Idea is that driver shouldn't care based on device type; rather just care what device provided.

> Say, I'm a virtio-blk driver, and I
> drive all kinds of virtio-blk devices. If I choose a timeout value that
> accommodates hardware devices, software devices will just always breeze
> past, and nothing bad happens. 
I had hard time defining a universal timeout that fits all device types of hw and sw.
We have 3 variants of the hw based devices and they have range from milliseconds to ten of seconds (in worst case).
Hence, the request is to let device feed the value based on the internal logic.

> If I know that I'm in a pre-boot environment,
> I'll just add on a value that allows devices to warm up. I'd say reasonable
> values depend way more on the driver implementation and the environment
> it is running in than on the device.
> 
It will be usually min_of (env.max_timeout, device.reset_timeout) if env wants to enforce its upper limit.

> >
> >> This seems
> >> pretty much to depend on the implementation. Nothing in the virtio
> >> spec forces the driver to reset all devices serially and wait
> >> potentially forever. (If you deal with a large amount of subdevices
> >> you cannot access concurrently, you likely already have problems.)
> > Sure, nothing in driver forces serial initialization.
> > However in reality, PCI device scanning on the bus in hotplug driver, preboot
> env, sriov vf initialization is serial.
> 
> So, can't pci scan asynchronously? Is that a limitation in the pci spec?
There isn't limitation from pci spec to my knowledge.
Linux device discovery to my knowledge is not parallel across or within a subsystem.

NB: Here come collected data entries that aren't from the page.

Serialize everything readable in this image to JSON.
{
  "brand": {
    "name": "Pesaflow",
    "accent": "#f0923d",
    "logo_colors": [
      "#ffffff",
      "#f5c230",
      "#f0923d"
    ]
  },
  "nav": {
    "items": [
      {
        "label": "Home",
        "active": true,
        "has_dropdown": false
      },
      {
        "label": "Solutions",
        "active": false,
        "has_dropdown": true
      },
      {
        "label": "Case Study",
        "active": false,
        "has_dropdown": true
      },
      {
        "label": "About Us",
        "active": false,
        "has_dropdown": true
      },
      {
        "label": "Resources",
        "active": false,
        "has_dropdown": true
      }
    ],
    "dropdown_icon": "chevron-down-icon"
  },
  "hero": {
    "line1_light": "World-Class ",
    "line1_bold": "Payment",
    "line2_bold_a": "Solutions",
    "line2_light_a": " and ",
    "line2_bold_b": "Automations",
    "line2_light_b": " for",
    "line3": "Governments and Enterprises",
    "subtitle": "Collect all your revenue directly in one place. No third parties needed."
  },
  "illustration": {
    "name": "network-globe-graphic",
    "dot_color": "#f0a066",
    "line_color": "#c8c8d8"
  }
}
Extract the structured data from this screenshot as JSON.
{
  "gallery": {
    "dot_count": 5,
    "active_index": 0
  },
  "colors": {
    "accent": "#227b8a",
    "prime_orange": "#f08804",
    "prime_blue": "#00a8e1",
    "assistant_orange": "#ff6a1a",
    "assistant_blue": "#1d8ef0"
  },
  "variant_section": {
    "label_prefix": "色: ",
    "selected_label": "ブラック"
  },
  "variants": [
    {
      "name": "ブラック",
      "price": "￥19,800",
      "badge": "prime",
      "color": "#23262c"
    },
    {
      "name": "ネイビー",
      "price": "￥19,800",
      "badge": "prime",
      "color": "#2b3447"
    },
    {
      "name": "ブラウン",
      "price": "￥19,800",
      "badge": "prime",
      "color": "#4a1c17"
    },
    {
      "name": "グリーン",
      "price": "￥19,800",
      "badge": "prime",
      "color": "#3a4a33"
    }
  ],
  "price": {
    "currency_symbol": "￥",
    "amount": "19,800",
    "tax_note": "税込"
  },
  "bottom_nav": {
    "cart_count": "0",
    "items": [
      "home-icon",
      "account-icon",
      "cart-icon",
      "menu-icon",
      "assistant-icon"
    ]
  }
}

> The Linux ccw bus switched to asynchronous processing precisely because of
> slow devices years ago, FWIW, so that may be why I don't really understand
> the issue.
> 
> > In preboot case, even the order is defined, so it is sort of serial.
> 
> Again, is that somewhere in the hardware spec, and can it be fixed?
It is not in the hardware spec.
Preboot env usually runs with limited text and data memory without the OS.
User defined the boot order at the BIOS level. It is the way some systems work.
virtio device is fitting in the existing eco-system of physical servers.

> Serializing something that might take some time just seems troublesome.
> 
True, which is why as Michael mentioned, device resetting within short interval is better.
I cannot promise, but yes, with newer generation usually such timing and functionality should improves.
There is still finite timeout though.

> > In other uses, concurrent access is fine and host does that today when it
> disables autoprobe on the PCI Bus and probes them in parallel after enabling
> sriov.
> > I hope you understand that there are both use-cases exists which scan
> parallel and some serial.
> 
> Can at least some processing be made asynchronous? Like, you discover the
> device, but then do the virtio setup out of band.
Do you mean differ virtio device setup in a workqueue context or similar?

This may be possible, but when user does sysfs operations, it adds uncertainly to when the device's netdevice will actually appear even though sysfs operation completed for probe.
It requires users to listen to udev events to know that for a given PCI virtio pci device, now a net/block device is available.
This makes the whole flow complex to use.
May be certain device omit exposing device reset timeout, and workqueue/differed context can be avoided, but again now the user sw is unaware when to use udev to discover vs inline.